908
28 NOVEMBER 1969
Wij kunnen ons niet. meer permitteren bijzonder veel geld uit te geven
voor één accommodatie als naar onze stellige overtuiging voor hetzelfde
geld meer voorzieningen getroffen hadden kunnen worden. Dit standpunt
zal onze fractie steeds blijven handhaven, waarbij ik toch ook graag
wil zeggen dat onze fractie veel waardering heeft voor het vele dat
tijdens de ambtsperiode van wethouder van Bijnen tot stand is gekomen.
Wij hebben kunnen lezen, voor zover wij dit nog niet wisten,
dat de lichaamsgesteldheid van een gedeelte van onze jongeren droevig
te noemen is. Het komt mij voor dat dit niet alleen te wijten is aan een
tekort aan sportvoorzieningen, maar dat dit mede wordt bepaald door het
feit dat de ouders van deze jongeren vaak niet het nut van een goede
lichaamsontwikkeling door middel van de sport kunnen inzien. Als
ouders in hun eigen jeugd niet aan sport hebben gedaan, vinden zij
dit vaak ook voor hun kinderen niet nodig. De scholen hebben hier
een belangrijke taak, door bijvoorbeeld op ouderavonden de ouders
duidelijk inzicht te geven in het belang van sport voor hun kinderen.

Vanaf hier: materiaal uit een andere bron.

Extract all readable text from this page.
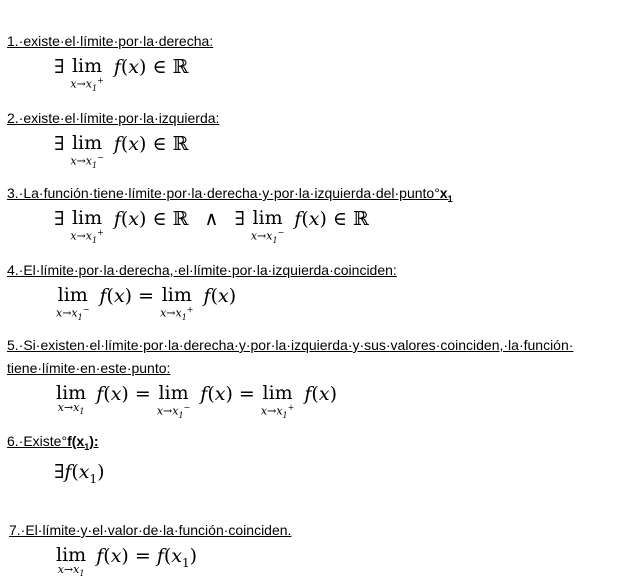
1.·existe·el·límite·por·la·derecha:
∃ lim
$x\to x_1^+$
f(x) ∈ ℝ
2.·existe·el·límite·por·la·izquierda:
∃ lim
$x\to x_1^-$
f(x) ∈ ℝ
$3.\cdot La\cdot función\cdot tiene\cdot límite\cdot por\cdot la\cdot derecha\cdot y\cdot por\cdot la\cdot izquierda\cdot del\cdot punto^\circ x_1$
∃ lim
$x\to x_1^+$
f(x) ∈ ℝ ∧ ∃ lim
$x\to x_1^-$
f(x) ∈ ℝ
4.·El·límite·por·la·derecha,·el·límite·por·la·izquierda·coinciden:
lim
$x\to x_1^-$
f(x) = lim
$x\to x_1^+$
f(x)
5.·Si·existen·el·límite·por·la·derecha·y·por·la·izquierda·y·sus·valores·coinciden,·la·función·
tiene·límite·en·este·punto:
lim
$x\to x_1$
f(x) = lim
$x\to x_1^-$
f(x) = lim
$x\to x_1^+$
f(x)
$6.\cdot Existe^\circ f(x_1)$:
$\exists f(x_1)$
7.·El·límite·y·el·valor·de·la·función·coinciden.
lim
$x\to x_1$
$f(x) = f(x_1)$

Waarbij de scholen zelf natuurlijk ook mee moeten werken en de
kinderen hiervan op de hoogte moeten brengen.
Ik zou de sportclubs graag willen attenderen op het feit dat
voor sportevenementen op provinciaal niveau Provinciale Staten sub
sidie verlenen. Ik zou de verenigingen willen aanraden hiervan zoveel
mogelijk gebruik te maken, ook al omdat deze evenementen vaak
vele belangstellenden trekken, waardoor het publiek steeds meer met de
sport als zodanig wordt geconfronteerd.
Ook onze fractie zou graag op korte termijn de zozeer nood
zakelijke accommodaties in Breda willen hebben, accommodaties die
zowel voor de jeugd als voor de ouderen hard nodig zijn. Wij hebben
ons dan ook afgevraagd of uw college bereid zou zijn over te gaan
tot het afsluiten van een zogenaamde burgerzin- of burgerschapslening
om op die manier bijvoorbeeld een klein aantal sporthallen te kunnen
bouwen. Ik zou hierover graag uw mening horen.
De heer KRAMER: Nog niet zo lang geleden was de sport een
randverschijnsel, maar gelukkig is tegenwoordig vrijwel iedereen ervan
overtuigd dat sportbeoefening het gemis aan lichamelijke inspanning
kan compenseren. Nog geen eeuw geleden was de spierarbeid van de
mens 75% en nu nog slechts 15%. Ik heb deze wijsheid niet van mijzelf,
maar ik moet daarvoor professor Polak en G. Buikhuisen ten tonele
voeren. Ik ben blij met de wetenschap dat er bij uw college en bij
de sportdienst een open oog is voor de vele vraagstukken die er in de
sport leven.'
Mede hierdoor is de sport in Breda geen stiefkind meer en om die
reden verbaast het mij enigszins dat in het nieuwe vijfjarenplan pas op
de plaats wordt gemaakt ten aanzien van de sport. In wezen zou dat
niet mogelijk moeten zijn, de sport en de lichamelijke ontwikkeling
en het ook onder deze dienst ressorterende jeugdwerk zijn daarvoor
te belangrijk.
In het plan is nogal geschoven en de vraag mag gesteld worden
of dat wel verantwoord is. Mijn angst hierover vindt u bij vraag 309.